Oh, she got noticed. Singled Out became MTV's best-rated show, thanks entirely to McCarthy's energizing effect on its young male audience. (It bombed after she left last year, despite the best efforts of replacement Playmate Carmen Electra.) As a reward, MTV gave her The Jenny McCarthy Show, a six-episode, half-hour comedy-variety series in which she was allowed to do pretty much whatever she wanted. And what she wanted, it turned out, was to hock a massive loogie at her own sex-kitten image.
"I made a point of going really gross," she says. "Like the Helga skit, where I have really long armpit hair? I wanted to show that I didn't take myself that seriously."
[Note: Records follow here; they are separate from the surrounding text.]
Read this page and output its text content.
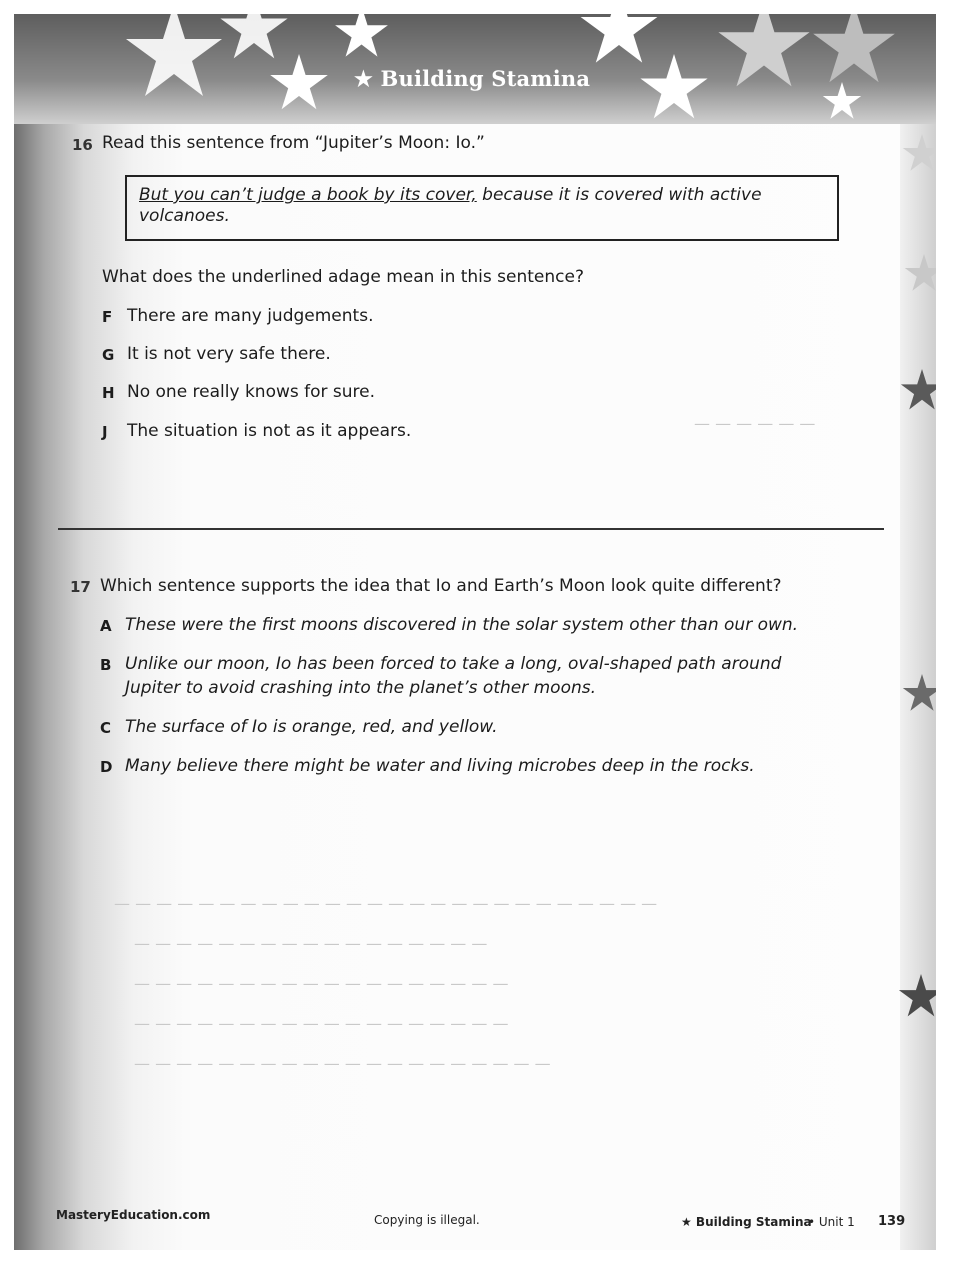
★ Building Stamina
— — — — — —
— — — — — — — — — — — — — — — — — — — — — — — — — —
— — — — — — — — — — — — — — — — —
— — — — — — — — — — — — — — — — — —
— — — — — — — — — — — — — — — — — —
— — — — — — — — — — — — — — — — — — — —
16 Read this sentence from “Jupiter’s Moon: Io.”
But you can’t judge a book by its cover, because it is covered with active
volcanoes.
What does the underlined adage mean in this sentence?
F There are many judgements.
G It is not very safe there.
H No one really knows for sure.
J The situation is not as it appears.
17 Which sentence supports the idea that Io and Earth’s Moon look quite different?
A These were the first moons discovered in the solar system other than our own.
B Unlike our moon, Io has been forced to take a long, oval-shaped path around
Jupiter to avoid crashing into the planet’s other moons.
C The surface of Io is orange, red, and yellow.
D Many believe there might be water and living microbes deep in the rocks.
MasteryEducation.com	Copying is illegal.	★ Building Stamina
• Unit 1 139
The show wasn't everyone's cup of tea--her Vomit Eating sketch, for instance, didn't exactly sweep the Emmys--but it did take Jenny to a place no Playmate had been before. Pushing the envelope of bathroom humor to bold new heights, sneering at the shallowness of beach-bunny aesthetics (while at the same time personifying its Baywatch ideal), McCarthy reinvented herself as a sort of neo-feminist cult heroine: the postmodern bimbo.
Okay, that's laying it on a bit thick, but the media hype last year was out of control. Jenny was being heralded as the new Lucy, a Gen-X Goldie Hawn, a Jim Carrey with boobs. Inevitably, word filtered up to the big shots in Hollywood's power suites. Lunches were taken, deals cut.
Paramount Studio's TV division, which produces Frasier, among other shows, already had a development arrangement with MTV (both companies are owned by Viacom), so it had first crack at exploring Jenny's sitcom potential. After a guest spot on Paramount's Wings, in which McCarthy performed unembarrassingly as an over-the-top temp who speaks in annoying baby talk, the studio commissioned two of the show's writers, Reisman and Gewirtz, to confer with McCarthy and cook up a Jenny concept. "I wanted to play the other side of me," says McCarthy. "The side that can sit down and have a normal conversation. Still my personality, but not, you know, throwing up on camera."